As his young son runs down the corridor outside the dressing rooms at St Andrew’s and he swoops his child into his arms, a broad grin breaks out across his face. It is probably the first time Nigel Quashie has been able to smile in a very long time.
Over the past 16 months, the Scotland international midfielder has had to contend with not only a career-threatening injury and numerous operations, but also the tragic death of his beloved mother from cancer less than a fortnight ago and the thought of callous thieves breaking into her house while she lay on her death bed in hospital. Quashie has been through more than many people can take.
As he stands on the edge of the St Andrew’s pitch, he speaks with a rare openness and honesty about his battle to save his career, his hopes for a fresh start at St Andrew’s and his dying mum’s plea that he continues to play the game he loves. It is almost therapeutic for the 30-year-old, who struggles to restrain his emotions at times.
For the past month, Quashie has been commuting from his London home to Birmingham to train with Blues and prove to manager Alex McLeish that he is over the foot and ankle injury that has left him out of the game since March 4, 2007.
When Quashie kicked the studs of Pascal Chimbonda in the 80th minute of Tottenham Hotspur’s 4-3 victory at the Boleyn Ground, it was a sore injury but he couldn’t have imagined the pain that he was about to experience, both professionally and personally.
Now Quashie is hoping McLeish, who has managed him at international level and has agreed a loan deal with the Hammers, will hand him a chance to resurrect his career and bring to an end the most difficult chapter of his life.
“I have been out for a year and a bit and it has been really frustrating, I even thought I might have to pack it in,” said Quashie, who was born in Southwark, London but qualifies for Scotland through his grandfather.
“I had to go to Holland for treatment which was make or break. I was waiting for the final verdict of whether I would ever play again. It was now or never. Luckily I have been able to play again but I think I am due a bit of luck after everything I have been through.
“I had near enough dismantled the joint. When I kept trying to come back, more bone kept flaking away and there were two holes in the cartilage. I just thought that would be the end of it because I had three operations on it. I am really grateful to be able to play again.
“A lot of things began to get on top of me because I really thought that would be it, coupled with what was happening with my mum.”
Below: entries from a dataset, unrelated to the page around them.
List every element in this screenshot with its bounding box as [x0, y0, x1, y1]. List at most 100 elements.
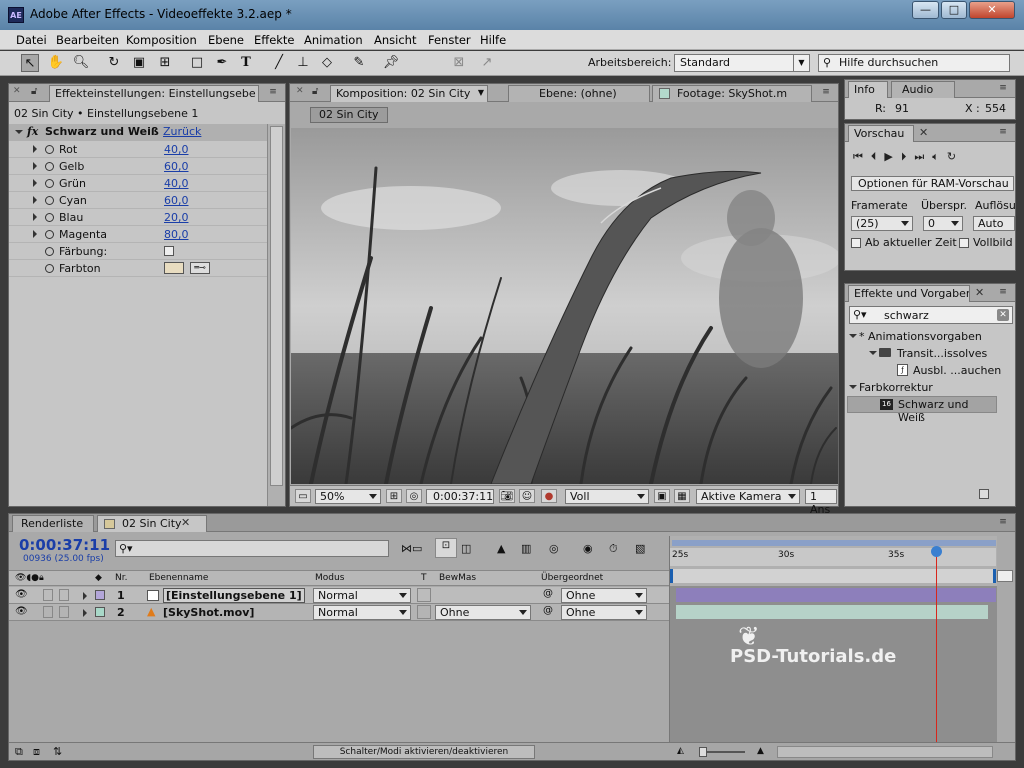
- tab-effects-presets[interactable]: Effekte und Vorgaben: [848, 285, 970, 302]
- parent-dropdown[interactable]: Ohne: [561, 588, 647, 603]
- timeline-timecode[interactable]: 0:00:37:11: [19, 536, 110, 554]
- parent-dropdown[interactable]: Ohne: [561, 605, 647, 620]
- workspace-dropdown[interactable]: Standard ▼: [674, 54, 810, 72]
- snapshot-camera-icon[interactable]: 📷︎: [499, 489, 515, 503]
- layer-name[interactable]: [Einstellungsebene 1]: [163, 588, 305, 603]
- expand-arrow-icon[interactable]: [849, 385, 857, 389]
- timeline-horizontal-scrollbar[interactable]: [777, 746, 993, 758]
- transfer-controls-icon[interactable]: ⧈: [33, 745, 40, 759]
- in-out-icon[interactable]: ⇅: [53, 745, 62, 758]
- eye-visibility-icon[interactable]: 👁︎: [15, 606, 28, 617]
- column-layer-name[interactable]: Ebenenname: [149, 573, 208, 583]
- roto-brush-tool-icon[interactable]: ✎: [350, 54, 368, 72]
- tab-audio[interactable]: Audio: [891, 81, 955, 98]
- auto-keyframe-icon[interactable]: ⏱: [609, 542, 618, 556]
- stopwatch-icon[interactable]: [45, 230, 54, 239]
- tree-item-black-white[interactable]: 16 Schwarz und Weiß: [847, 396, 997, 424]
- hue-color-swatch[interactable]: [164, 262, 184, 274]
- trkmat-dropdown[interactable]: Ohne: [435, 605, 531, 620]
- eraser-tool-icon[interactable]: ◇: [318, 54, 336, 72]
- camera-tool-icon[interactable]: ▣: [130, 54, 148, 72]
- text-tool-icon[interactable]: T: [237, 54, 255, 72]
- timeline-layer-row[interactable]: 👁︎ 2 ▲ [SkyShot.mov] Normal Ohne @ Ohne: [9, 604, 669, 621]
- puppet-pin-tool-icon[interactable]: 📌︎: [382, 54, 400, 72]
- audio-icon[interactable]: 🔈︎: [932, 150, 947, 163]
- help-search-input[interactable]: ⚲ Hilfe durchsuchen: [818, 54, 1010, 72]
- panel-menu-icon[interactable]: ≡: [995, 517, 1011, 528]
- composition-viewer[interactable]: [291, 128, 838, 484]
- frame-blending-icon[interactable]: ▥: [521, 542, 531, 555]
- close-icon[interactable]: ✕: [919, 126, 928, 139]
- stopwatch-icon[interactable]: [45, 179, 54, 188]
- always-preview-icon[interactable]: ▭: [295, 489, 311, 503]
- comp-navigator-button[interactable]: 02 Sin City: [310, 107, 388, 123]
- param-value[interactable]: 60,0: [164, 194, 189, 207]
- expand-arrow-icon[interactable]: [33, 213, 37, 221]
- time-navigator[interactable]: [670, 569, 996, 583]
- show-snapshot-icon[interactable]: ☺: [519, 489, 535, 503]
- new-folder-icon[interactable]: [979, 489, 989, 499]
- brush-tool-icon[interactable]: ╱: [270, 54, 288, 72]
- work-area-bar[interactable]: [672, 540, 996, 546]
- brainstorm-icon[interactable]: ◉: [583, 542, 593, 555]
- layer-mode-dropdown[interactable]: Normal: [313, 605, 411, 620]
- tab-timeline-comp[interactable]: 02 Sin City: [97, 515, 207, 532]
- menu-animation[interactable]: Animation: [304, 33, 363, 47]
- stopwatch-icon[interactable]: [45, 162, 54, 171]
- next-frame-icon[interactable]: ⏵: [901, 150, 915, 163]
- panel-menu-icon[interactable]: ≡: [265, 87, 281, 98]
- expand-arrow-icon[interactable]: [33, 230, 37, 238]
- expand-arrow-icon[interactable]: [869, 351, 877, 355]
- draft-3d-icon[interactable]: ◫: [461, 542, 471, 555]
- param-value[interactable]: 40,0: [164, 143, 189, 156]
- expand-arrow-icon[interactable]: [33, 162, 37, 170]
- live-update-icon[interactable]: ⊡: [435, 538, 457, 558]
- expand-arrow-icon[interactable]: [33, 145, 37, 153]
- param-value[interactable]: 20,0: [164, 211, 189, 224]
- motion-blur-icon[interactable]: ◎: [549, 542, 559, 555]
- comp-button-icon[interactable]: [997, 570, 1013, 582]
- zoom-dropdown[interactable]: 50%: [315, 489, 381, 504]
- playhead[interactable]: [931, 546, 943, 744]
- loop-icon[interactable]: ↻: [947, 150, 964, 163]
- rotate-tool-icon[interactable]: ↻: [105, 54, 123, 72]
- layer-mode-dropdown[interactable]: Normal: [313, 588, 411, 603]
- panel-menu-icon[interactable]: ≡: [995, 83, 1011, 94]
- close-button[interactable]: ✕: [969, 1, 1015, 19]
- stopwatch-icon[interactable]: [45, 264, 54, 273]
- lock-switch[interactable]: [59, 589, 69, 601]
- close-icon[interactable]: ✕: [181, 516, 190, 529]
- reset-link[interactable]: Zurück: [163, 125, 201, 138]
- tab-info[interactable]: Info: [848, 81, 888, 98]
- safe-zones-icon[interactable]: ⊞: [386, 489, 402, 503]
- skip-dropdown[interactable]: 0: [923, 216, 963, 231]
- menu-hilfe[interactable]: Hilfe: [480, 33, 506, 47]
- tab-footage[interactable]: Footage: SkyShot.m: [652, 85, 812, 102]
- layer-name[interactable]: [SkyShot.mov]: [163, 606, 254, 619]
- preserve-transparency-switch[interactable]: [417, 605, 431, 619]
- timeline-search-input[interactable]: ⚲▾: [115, 540, 389, 557]
- pick-whip-icon[interactable]: @: [543, 588, 553, 599]
- layer-label-color[interactable]: [95, 607, 105, 617]
- effects-search-input[interactable]: ⚲▾ schwarz ✕: [849, 306, 1013, 324]
- menu-effekte[interactable]: Effekte: [254, 33, 295, 47]
- tree-item-transitions-dissolves[interactable]: Transit...issolves: [845, 345, 1015, 362]
- lock-switch[interactable]: [59, 606, 69, 618]
- first-frame-icon[interactable]: ⏮: [853, 150, 871, 163]
- pick-whip-icon[interactable]: @: [543, 605, 553, 616]
- expand-arrow-icon[interactable]: [83, 609, 87, 617]
- views-dropdown[interactable]: 1 Ans: [805, 489, 837, 516]
- stopwatch-icon[interactable]: [45, 247, 54, 256]
- last-frame-icon[interactable]: ⏭: [914, 150, 932, 163]
- framerate-dropdown[interactable]: (25): [851, 216, 913, 231]
- expand-arrow-icon[interactable]: [33, 196, 37, 204]
- solo-switch[interactable]: [43, 606, 53, 618]
- maximize-button[interactable]: □: [941, 1, 967, 19]
- preserve-transparency-switch[interactable]: [417, 588, 431, 602]
- chevron-down-icon[interactable]: ▼: [478, 88, 484, 97]
- layer-bar-skyshot[interactable]: [676, 605, 988, 619]
- expand-arrow-icon[interactable]: [33, 179, 37, 187]
- solo-switch[interactable]: [43, 589, 53, 601]
- panel-menu-icon[interactable]: ≡: [995, 287, 1011, 298]
- menu-bearbeiten[interactable]: Bearbeiten: [56, 33, 119, 47]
As his 46-year-old mother, Caroline, battled with her illness, Quashie’s injury problems paled into insignificance. Quashie is a devoted son. He had no father figure and was raised almost single handedly by his mum. Their closeness was reflected by the fact Caroline used to call him around four times a day and now those calls of support have stopped Quashie is finding it tough.
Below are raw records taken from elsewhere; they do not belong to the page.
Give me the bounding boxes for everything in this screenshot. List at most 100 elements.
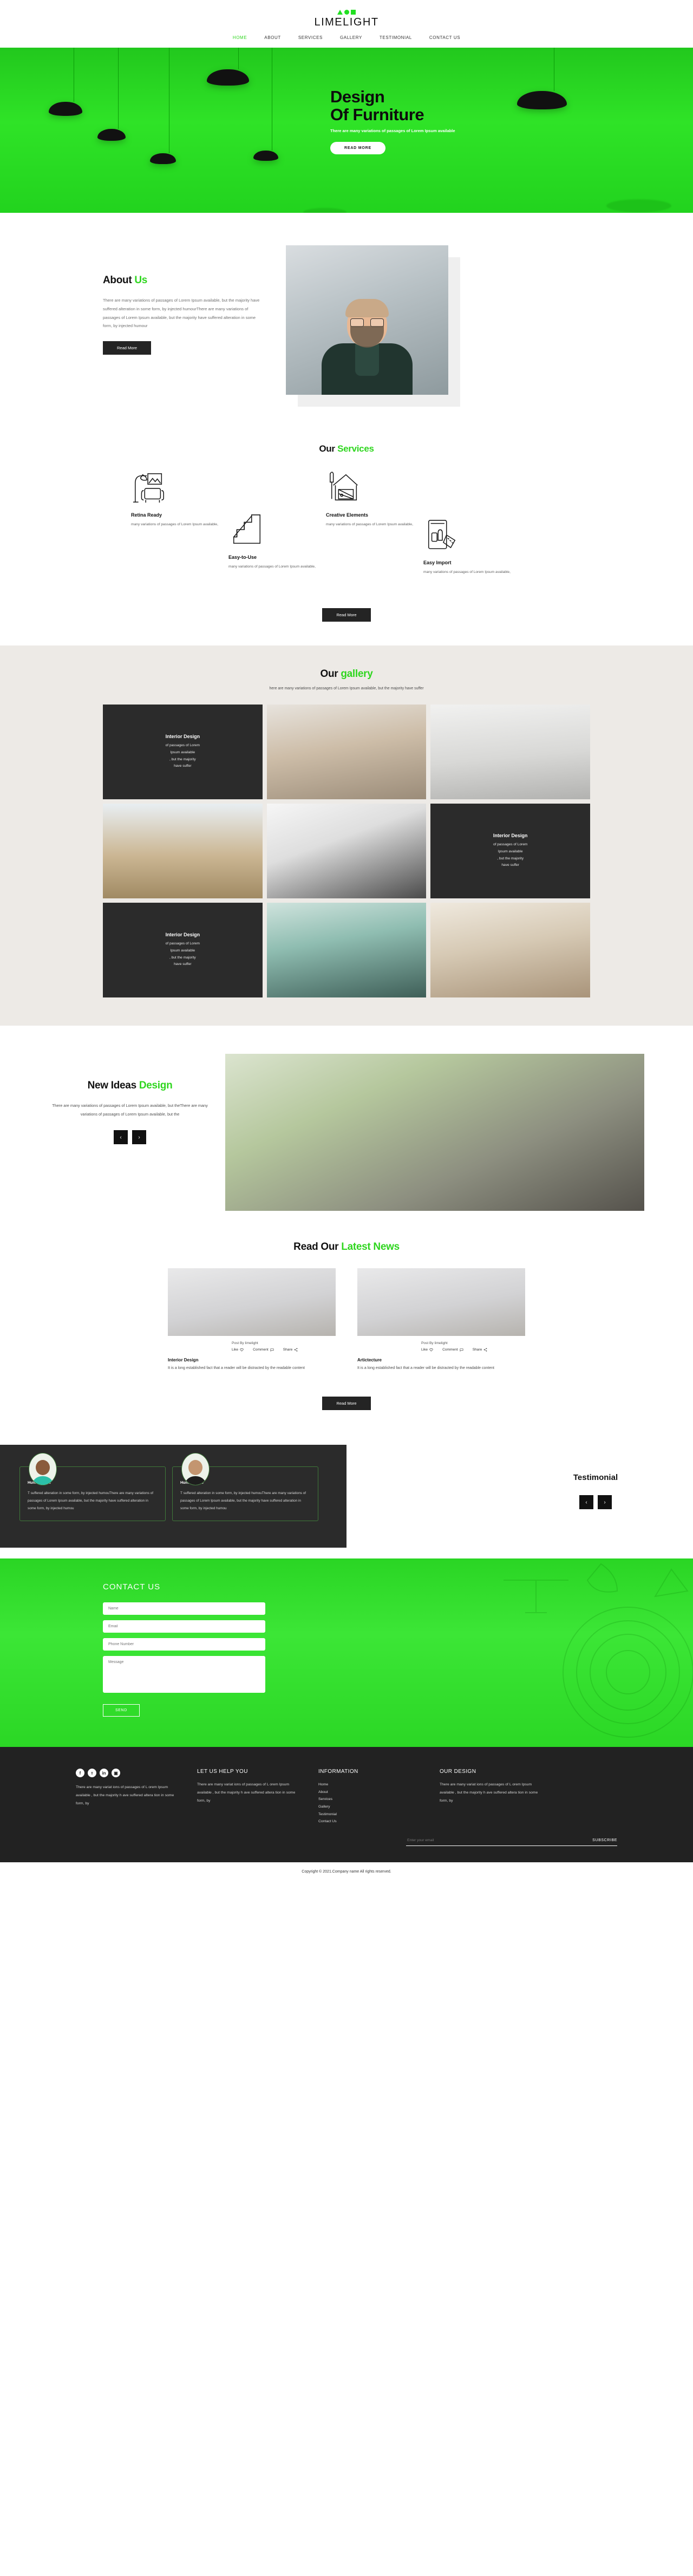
linkedin-icon[interactable]: in xyxy=(100,1769,108,1778)
footer-link-testimonial[interactable]: Testimonial xyxy=(318,1811,421,1818)
like-action[interactable]: Like xyxy=(232,1348,244,1352)
decorative-disc xyxy=(606,199,671,212)
share-action[interactable]: Share xyxy=(283,1348,298,1352)
testimonial-quote: T suffered alteration in some form, by i… xyxy=(180,1491,306,1511)
gallery-card[interactable]: Interior Design of passages of Lorem Ips… xyxy=(103,705,263,799)
instagram-icon[interactable]: ▣ xyxy=(112,1769,120,1778)
service-title: Creative Elements xyxy=(326,512,369,518)
services-title-main: Our xyxy=(319,444,338,454)
facebook-icon[interactable]: f xyxy=(76,1769,84,1778)
services-read-more-button[interactable]: Read More xyxy=(322,608,371,622)
nav-item-contact-us[interactable]: CONTACT US xyxy=(429,35,460,40)
gallery-photo-dining-table-white-room[interactable] xyxy=(430,705,590,799)
subscribe-row: SUBSCRIBE xyxy=(406,1835,617,1846)
new-ideas-title: New Ideas Design xyxy=(49,1080,211,1092)
comment-action[interactable]: Comment xyxy=(442,1348,463,1352)
gallery-card-text: of passages of Lorem Ipsum available , b… xyxy=(165,941,200,967)
triangle-icon xyxy=(337,10,343,15)
main-nav: HOME ABOUT SERVICES GALLERY TESTIMONIAL … xyxy=(0,35,693,40)
contact-heading: CONTACT US xyxy=(103,1582,161,1592)
nav-item-home[interactable]: HOME xyxy=(233,35,247,40)
brand-name[interactable]: LIMELIGHT xyxy=(0,16,693,29)
avatar xyxy=(29,1453,57,1486)
carousel-next-button[interactable]: › xyxy=(132,1130,146,1145)
comment-action[interactable]: Comment xyxy=(253,1348,274,1352)
new-ideas-photo xyxy=(225,1054,644,1211)
news-card[interactable]: Post By limelight Like Comment Share Int… xyxy=(168,1268,336,1372)
service-desc: many variations of passages of Lorem Ips… xyxy=(228,565,316,569)
testimonial-card[interactable]: HumouThere T suffered alteration in some… xyxy=(172,1453,318,1521)
gallery-card[interactable]: Interior Design of passages of Lorem Ips… xyxy=(430,804,590,898)
new-ideas-carousel-controls: ‹ › xyxy=(49,1130,211,1145)
footer-link-services[interactable]: Services xyxy=(318,1796,421,1803)
phone-field[interactable] xyxy=(103,1638,265,1651)
news-read-more-button[interactable]: Read More xyxy=(322,1397,371,1411)
gallery-card[interactable]: Interior Design of passages of Lorem Ips… xyxy=(103,903,263,997)
hero-read-more-button[interactable]: READ MORE xyxy=(330,142,385,155)
about-photo-wrap xyxy=(286,245,460,408)
gallery-photo-dining-room-chandelier[interactable] xyxy=(266,705,427,799)
about-title-main: About xyxy=(103,275,135,286)
service-desc: many variations of passages of Lorem Ips… xyxy=(423,570,511,574)
news-title-main: Read Our xyxy=(293,1241,342,1253)
page-root: LIMELIGHT HOME ABOUT SERVICES GALLERY TE… xyxy=(0,0,693,1881)
service-card-retina-ready[interactable]: Retina Ready many variations of passages… xyxy=(131,469,234,529)
comment-icon xyxy=(270,1348,274,1352)
send-button[interactable]: SEND xyxy=(103,1704,140,1717)
testimonial-next-button[interactable]: › xyxy=(598,1495,612,1510)
nav-item-services[interactable]: SERVICES xyxy=(298,35,323,40)
testimonial-panel: HumouThere T suffered alteration in some… xyxy=(0,1445,346,1548)
testimonial-card[interactable]: HumouThere T suffered alteration in some… xyxy=(19,1453,166,1521)
logo-mark[interactable] xyxy=(0,10,693,15)
new-ideas-section: New Ideas Design There are many variatio… xyxy=(0,1026,693,1236)
subscribe-button[interactable]: SUBSCRIBE xyxy=(592,1838,617,1842)
gallery-photo-wooden-staircase[interactable] xyxy=(103,804,263,898)
site-footer: f ᴛ in ▣ There are many variat ions of p… xyxy=(0,1747,693,1862)
footer-link-contact-us[interactable]: Contact Us xyxy=(318,1818,421,1825)
service-card-creative-elements[interactable]: Creative Elements many variations of pas… xyxy=(326,469,429,529)
gallery-photo-white-kitchen[interactable] xyxy=(266,804,427,898)
service-card-easy-to-use[interactable]: Easy-to-Use many variations of passages … xyxy=(228,512,331,571)
contact-section: CONTACT US SEND xyxy=(0,1558,693,1747)
nav-item-testimonial[interactable]: TESTIMONIAL xyxy=(380,35,412,40)
new-ideas-title-accent: Design xyxy=(139,1080,173,1091)
new-ideas-copy: New Ideas Design There are many variatio… xyxy=(49,1054,211,1145)
footer-link-about[interactable]: About xyxy=(318,1789,421,1796)
message-field[interactable] xyxy=(103,1656,265,1693)
hero-section: Design Of Furniture There are many varia… xyxy=(0,48,693,213)
carousel-prev-button[interactable]: ‹ xyxy=(114,1130,128,1145)
nav-item-about[interactable]: ABOUT xyxy=(264,35,281,40)
portrait-hair xyxy=(345,298,389,317)
gallery-card-title: Interior Design xyxy=(165,931,200,937)
gallery-photo-bright-living-room[interactable] xyxy=(430,903,590,997)
like-action[interactable]: Like xyxy=(421,1348,433,1352)
hero-title-line2: Of Furniture xyxy=(330,105,424,124)
service-card-easy-import[interactable]: Easy Import many variations of passages … xyxy=(423,517,526,576)
testimonial-heading-block: Testimonial ‹ › xyxy=(531,1473,661,1510)
about-section: About Us There are many variations of pa… xyxy=(0,213,693,440)
subscribe-email-input[interactable] xyxy=(406,1835,593,1845)
about-body: There are many variations of passages of… xyxy=(103,298,260,329)
footer-information-column: INFORMATION Home About Services Gallery … xyxy=(318,1769,421,1825)
hero-title-line1: Design xyxy=(330,87,385,106)
nav-item-gallery[interactable]: GALLERY xyxy=(340,35,362,40)
new-ideas-title-main: New Ideas xyxy=(87,1080,139,1091)
footer-help-text: There are many variat ions of passages o… xyxy=(197,1783,296,1803)
gallery-card-text: of passages of Lorem Ipsum available , b… xyxy=(493,842,528,868)
testimonial-prev-button[interactable]: ‹ xyxy=(579,1495,593,1510)
testimonial-carousel-controls: ‹ › xyxy=(531,1495,661,1510)
share-action[interactable]: Share xyxy=(473,1348,488,1352)
about-read-more-button[interactable]: Read More xyxy=(103,341,152,355)
services-title: Our Services xyxy=(103,444,590,454)
share-icon xyxy=(294,1348,298,1352)
sofa-ruler-icon xyxy=(428,520,456,550)
new-ideas-body: There are many variations of passages of… xyxy=(52,1103,208,1117)
gallery-photo-green-palm-wallpaper[interactable] xyxy=(266,903,427,997)
footer-link-gallery[interactable]: Gallery xyxy=(318,1803,421,1811)
services-title-accent: Services xyxy=(337,444,374,454)
twitter-icon[interactable]: ᴛ xyxy=(88,1769,96,1778)
email-field[interactable] xyxy=(103,1620,265,1633)
footer-link-home[interactable]: Home xyxy=(318,1781,421,1789)
name-field[interactable] xyxy=(103,1602,265,1615)
news-card[interactable]: Post By limelight Like Comment Share Art… xyxy=(357,1268,525,1372)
“I tried to focus on mum as well and with her passing it has made it a difficult time,” said the former West Bromwich Albion star. “She passed away 11 days ago and I have been training here and been up and down the motorway, leaving London at 5am every morning and then getting back to the hospital every day to be with her.
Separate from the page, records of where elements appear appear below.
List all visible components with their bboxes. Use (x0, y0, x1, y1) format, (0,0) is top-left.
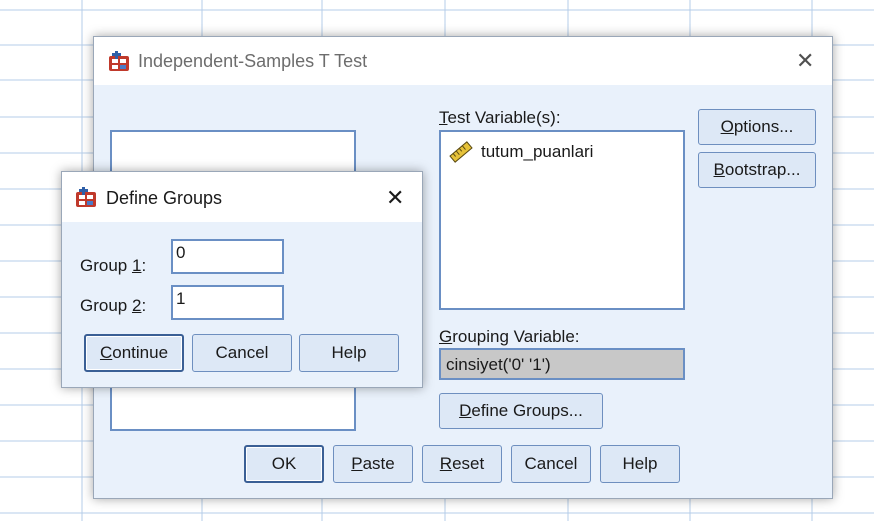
close-icon[interactable]: ✕ (796, 50, 814, 72)
define-groups-title: Define Groups (106, 188, 223, 208)
ok-button[interactable]: OK (244, 445, 324, 483)
define-groups-button[interactable]: Define Groups... (439, 393, 603, 429)
ruler-scale-icon (449, 141, 473, 163)
spss-app-icon (109, 51, 129, 71)
continue-button[interactable]: Continue (84, 334, 184, 372)
help-button[interactable]: Help (600, 445, 680, 483)
group1-label: Group 1: (80, 256, 147, 275)
test-variables-label: Test Variable(s): (439, 108, 561, 127)
define-groups-cancel-button[interactable]: Cancel (192, 334, 292, 372)
group1-input[interactable]: 0 (171, 239, 284, 274)
group2-label: Group 2: (80, 296, 147, 315)
define-groups-titlebar: Define Groups ✕ (62, 172, 422, 222)
spss-app-icon (76, 187, 96, 207)
group2-input[interactable]: 1 (171, 285, 284, 320)
main-dialog-titlebar: Independent-Samples T Test ✕ (94, 37, 832, 85)
bootstrap-button[interactable]: Bootstrap... (698, 152, 816, 188)
group1-value: 0 (176, 243, 186, 262)
grouping-variable-label: Grouping Variable: (439, 327, 580, 346)
options-button[interactable]: Options... (698, 109, 816, 145)
grouping-variable-field[interactable]: cinsiyet('0' '1') (439, 348, 685, 380)
cancel-button[interactable]: Cancel (511, 445, 591, 483)
test-variables-listbox[interactable]: tutum_puanlari (439, 130, 685, 310)
paste-button[interactable]: Paste (333, 445, 413, 483)
reset-button[interactable]: Reset (422, 445, 502, 483)
define-groups-dialog: Define Groups ✕ Group 1: 0 Group 2: 1 Co… (61, 171, 423, 388)
grouping-variable-value: cinsiyet('0' '1') (446, 355, 551, 374)
close-icon[interactable]: ✕ (386, 187, 404, 209)
main-dialog-title: Independent-Samples T Test (138, 51, 368, 71)
list-item[interactable]: tutum_puanlari (449, 140, 593, 164)
group2-value: 1 (176, 289, 186, 308)
test-variable-name: tutum_puanlari (481, 142, 594, 161)
define-groups-help-button[interactable]: Help (299, 334, 399, 372)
“I have had a tough month, trying to get fit as well and play again, which is what my mum asked me to do the day before I played against Aston Villa (a behind closed doors friendly at Wast Hills). She passed away after that.
“To get back playing has been difficult. I came in and trained the next day after she died and then had to do a few things she asked of me.
“Her house was burgled the day before she died, so I had that to deal with as well. This has been one of the hardest times of my life. Her passing has really hurt me.
“I had her funeral last Thursday and it crossed my mind to take a few weeks to get my head around it all but I have to carry on and enjoy it. I am grateful to be playing again.
“It has been me and my mum all my life. She was my life. I had no father figure until her partner came in. He is a great man and he has helped me through this.
“It feels as if my whole world has been turned upside down.
“I feel lost because I don’t know what to do. At times I look for the phone calls I used to get every day from her, but I don’t have her anymore.”
Quashie has been helped by the staff at Birmingham City and the midfielder is hoping to repay them by helping the club return to the Premier League.
“The staff have been first class and I can’t ask any more,” he said.
“I have two years left on my contract at West Ham United. Alex has given me the chance to come here and train and if I get the chance to come her properly it would be a big relief.
“I would love to be part of a club that is going for promotion, whether it is for one, two or three months.
“The players have been really good and it has just been a case of getting games under my belt, and I have had three now. If things work out then I will look forward to coming here.
“She asked me to carry on playing football and to look up at her and smile. It has been a long and lonely road but I intend to do that.”